The agreement marks Chevron’s entry into dedicated power supply for hyperscale AI infrastructure. Energy Forge One LLC, a wholly owned Chevron subsidiary, will develop the plant in partnership with Engine No. 1. The facility will draw on local Permian Basin gas production and bypass the regional ERCOT grid for direct delivery to the data center.
Capacity comes primarily from seven large GE Vernova turbines plus additional units from Solar Turbines, a Caterpillar subsidiary. The modular design supports incremental expansion. Microsoft gains a dedicated, dispatchable power source sized to support advanced AI compute workloads.
Chevron President of New Energies Jeff Gustavson highlighted the company’s positioning: “Chevron is uniquely positioned to deliver power to customers with certainty, speed and at a competitive cost, leveraging Permian natural gas and our proven execution capabilities.” Microsoft Cloud Operations President Noelle Walsh noted the need for scalable, reliable energy infrastructure to match AI and cloud growth.
The site spans more than 2,000 acres. Project economics target mid-teen returns and diversified cash flow insulated from oil and gas price swings. Final investment decision is expected by year-end 2026, subject to permits and other conditions.

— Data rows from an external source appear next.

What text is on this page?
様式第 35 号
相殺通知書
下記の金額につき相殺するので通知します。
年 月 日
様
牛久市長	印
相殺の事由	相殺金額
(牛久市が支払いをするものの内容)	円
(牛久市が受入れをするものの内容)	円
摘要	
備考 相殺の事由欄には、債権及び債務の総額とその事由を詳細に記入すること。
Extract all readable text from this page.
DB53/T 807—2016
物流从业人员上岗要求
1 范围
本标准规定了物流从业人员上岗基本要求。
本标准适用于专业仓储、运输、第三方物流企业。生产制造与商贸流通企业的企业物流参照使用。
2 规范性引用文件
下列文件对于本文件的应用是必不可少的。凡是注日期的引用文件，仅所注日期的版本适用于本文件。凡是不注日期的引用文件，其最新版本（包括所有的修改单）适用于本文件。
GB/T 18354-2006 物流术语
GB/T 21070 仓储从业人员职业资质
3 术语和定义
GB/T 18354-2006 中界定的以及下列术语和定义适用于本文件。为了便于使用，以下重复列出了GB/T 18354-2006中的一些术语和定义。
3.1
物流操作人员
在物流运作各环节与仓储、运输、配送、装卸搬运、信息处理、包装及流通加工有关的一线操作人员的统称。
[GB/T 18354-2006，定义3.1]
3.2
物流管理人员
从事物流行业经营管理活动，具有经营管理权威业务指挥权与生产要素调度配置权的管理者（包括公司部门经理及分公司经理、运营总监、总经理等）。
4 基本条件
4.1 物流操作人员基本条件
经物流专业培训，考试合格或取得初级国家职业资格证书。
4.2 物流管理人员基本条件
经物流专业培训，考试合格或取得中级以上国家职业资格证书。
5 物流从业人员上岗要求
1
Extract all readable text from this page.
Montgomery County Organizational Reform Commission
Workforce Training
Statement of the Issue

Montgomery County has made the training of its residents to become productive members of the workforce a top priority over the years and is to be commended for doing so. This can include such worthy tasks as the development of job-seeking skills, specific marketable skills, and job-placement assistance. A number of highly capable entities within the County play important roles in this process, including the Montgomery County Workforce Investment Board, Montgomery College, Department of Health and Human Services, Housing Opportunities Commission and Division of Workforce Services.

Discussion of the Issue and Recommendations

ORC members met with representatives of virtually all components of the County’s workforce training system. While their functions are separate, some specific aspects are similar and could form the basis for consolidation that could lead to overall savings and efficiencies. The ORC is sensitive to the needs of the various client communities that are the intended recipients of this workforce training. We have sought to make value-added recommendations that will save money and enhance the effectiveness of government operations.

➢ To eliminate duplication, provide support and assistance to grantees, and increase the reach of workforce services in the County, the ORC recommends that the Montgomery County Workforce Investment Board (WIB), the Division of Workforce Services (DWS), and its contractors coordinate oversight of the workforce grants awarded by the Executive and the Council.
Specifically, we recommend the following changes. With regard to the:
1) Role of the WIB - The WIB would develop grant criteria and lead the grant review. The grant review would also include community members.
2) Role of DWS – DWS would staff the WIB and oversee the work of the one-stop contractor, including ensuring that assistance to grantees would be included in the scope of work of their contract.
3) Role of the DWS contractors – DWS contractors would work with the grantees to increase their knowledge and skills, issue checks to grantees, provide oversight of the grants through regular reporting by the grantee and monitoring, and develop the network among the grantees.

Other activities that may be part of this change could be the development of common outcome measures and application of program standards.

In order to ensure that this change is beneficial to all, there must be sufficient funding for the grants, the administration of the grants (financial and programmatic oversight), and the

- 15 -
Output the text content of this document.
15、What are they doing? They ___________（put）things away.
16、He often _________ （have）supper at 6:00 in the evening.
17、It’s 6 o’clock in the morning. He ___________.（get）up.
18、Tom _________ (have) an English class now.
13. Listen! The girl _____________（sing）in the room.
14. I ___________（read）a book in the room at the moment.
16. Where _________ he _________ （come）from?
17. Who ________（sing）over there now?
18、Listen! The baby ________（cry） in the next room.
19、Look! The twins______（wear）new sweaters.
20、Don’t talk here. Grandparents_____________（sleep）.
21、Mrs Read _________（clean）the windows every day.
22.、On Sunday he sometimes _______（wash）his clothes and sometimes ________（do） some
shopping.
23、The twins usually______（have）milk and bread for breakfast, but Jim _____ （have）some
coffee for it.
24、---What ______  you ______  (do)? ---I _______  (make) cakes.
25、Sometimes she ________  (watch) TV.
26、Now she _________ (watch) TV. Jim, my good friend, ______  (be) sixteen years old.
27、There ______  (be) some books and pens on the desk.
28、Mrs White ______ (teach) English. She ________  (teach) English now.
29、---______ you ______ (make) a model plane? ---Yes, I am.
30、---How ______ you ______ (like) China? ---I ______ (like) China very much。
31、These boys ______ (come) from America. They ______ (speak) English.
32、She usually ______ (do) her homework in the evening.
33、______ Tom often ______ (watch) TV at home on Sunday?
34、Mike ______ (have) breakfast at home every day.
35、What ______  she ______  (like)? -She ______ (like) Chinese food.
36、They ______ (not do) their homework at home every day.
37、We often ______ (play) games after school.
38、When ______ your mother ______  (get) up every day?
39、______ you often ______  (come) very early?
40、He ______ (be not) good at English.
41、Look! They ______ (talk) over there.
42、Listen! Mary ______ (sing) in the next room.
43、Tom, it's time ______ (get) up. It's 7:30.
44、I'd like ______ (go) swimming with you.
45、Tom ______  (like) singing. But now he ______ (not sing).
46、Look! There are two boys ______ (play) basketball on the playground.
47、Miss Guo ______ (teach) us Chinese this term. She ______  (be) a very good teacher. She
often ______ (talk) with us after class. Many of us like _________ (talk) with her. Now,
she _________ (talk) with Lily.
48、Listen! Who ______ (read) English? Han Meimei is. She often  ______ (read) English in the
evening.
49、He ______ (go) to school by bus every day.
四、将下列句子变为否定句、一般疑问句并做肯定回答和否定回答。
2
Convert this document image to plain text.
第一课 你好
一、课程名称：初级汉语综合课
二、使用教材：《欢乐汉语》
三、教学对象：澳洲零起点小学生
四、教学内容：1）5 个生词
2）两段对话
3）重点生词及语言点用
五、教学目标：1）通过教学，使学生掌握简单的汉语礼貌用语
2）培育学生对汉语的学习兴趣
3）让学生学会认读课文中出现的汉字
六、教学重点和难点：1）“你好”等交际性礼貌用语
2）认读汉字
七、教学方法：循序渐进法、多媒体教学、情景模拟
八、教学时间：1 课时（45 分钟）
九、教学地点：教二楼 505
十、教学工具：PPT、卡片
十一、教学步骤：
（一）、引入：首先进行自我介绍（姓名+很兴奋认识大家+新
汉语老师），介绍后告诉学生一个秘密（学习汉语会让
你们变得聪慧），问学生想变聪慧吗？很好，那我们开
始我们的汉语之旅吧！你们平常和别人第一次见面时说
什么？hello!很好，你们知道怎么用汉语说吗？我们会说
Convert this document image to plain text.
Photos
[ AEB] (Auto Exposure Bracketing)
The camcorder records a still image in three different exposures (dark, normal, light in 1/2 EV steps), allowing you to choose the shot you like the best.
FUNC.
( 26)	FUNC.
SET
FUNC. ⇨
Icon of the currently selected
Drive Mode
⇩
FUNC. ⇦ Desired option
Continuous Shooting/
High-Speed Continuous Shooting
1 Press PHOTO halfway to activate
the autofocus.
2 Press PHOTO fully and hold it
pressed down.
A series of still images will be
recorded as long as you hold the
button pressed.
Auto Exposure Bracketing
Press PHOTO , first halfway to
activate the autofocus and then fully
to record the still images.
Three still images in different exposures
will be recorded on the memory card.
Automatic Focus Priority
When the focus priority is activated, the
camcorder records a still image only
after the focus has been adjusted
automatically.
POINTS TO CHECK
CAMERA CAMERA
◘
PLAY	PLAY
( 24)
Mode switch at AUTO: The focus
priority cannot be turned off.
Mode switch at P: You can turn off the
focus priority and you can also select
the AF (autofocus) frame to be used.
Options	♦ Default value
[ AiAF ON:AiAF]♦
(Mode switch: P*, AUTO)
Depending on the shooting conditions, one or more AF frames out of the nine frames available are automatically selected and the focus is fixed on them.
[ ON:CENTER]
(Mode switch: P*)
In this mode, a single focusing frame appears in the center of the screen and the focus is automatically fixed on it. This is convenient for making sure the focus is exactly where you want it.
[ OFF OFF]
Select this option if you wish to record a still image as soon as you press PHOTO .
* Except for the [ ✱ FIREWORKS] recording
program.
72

Local impacts include more than $10 billion in projected state and local tax revenue and support for nearly 2,000 jobs. The plant will use brackish groundwater rather than freshwater and incorporate emissions controls such as selective catalytic reduction for NOx. Chevron is also advancing produced-water reuse options from its oil and gas operations.
Just days after the announcement, Reuters reported that Chevron is scouting additional data-center power projects across the U.S. Gustavson told the wire service the company sees opportunities in West Texas, the Midwest, Gulf Coast, Rockies and Utah. “We’ll look at other parts of the country. We’ll look at it with Microsoft. We’ll look at it with other potential customers,” he said. Reuters, June 26, 2026.
WSJ coverage described the deal as cementing Chevron’s lead among major oil companies pursuing data-center demand. The on-site plant will run on Chevron’s local gas output rather than drawing from the broader Texas grid. Wall Street Journal, June 22, 2026.
Chevron’s original release details the 2.67 GW scale and turbine suppliers. Chevron, June 22, 2026. Earlier Reuters reporting confirmed the 20-year term and Pecos location. Reuters, June 22, 2026.
Analysts note the arrangement gives Chevron a new revenue stream less tied to commodity cycles. The scale—enough power for roughly two million homes—illustrates how AI demand is reshaping energy procurement for both tech and energy majors. Similar co-located gas projects are under discussion industry-wide as grid interconnection queues lengthen.
Chevron has positioned New Energies to bridge traditional upstream strengths with emerging power needs. The Kilby structure—gas supply, on-site generation, long-term offtake—offers a template other producers may follow. Execution risk remains on permitting, turbine delivery and construction timelines, yet the 20-year commitment provides visibility rare in power markets.
Microsoft’s broader data-center buildout continues to accelerate. The company has signaled multi-gigawatt capacity additions across several regions. Securing firm power ahead of full grid reliance reduces delivery risk for its AI roadmap.
Project Kilby sits at the intersection of two sectors long viewed as separate. Energy companies now compete directly for hyperscaler load while tech firms evaluate behind-the-meter generation. The deal’s size and duration signal both parties expect sustained demand growth through the decade.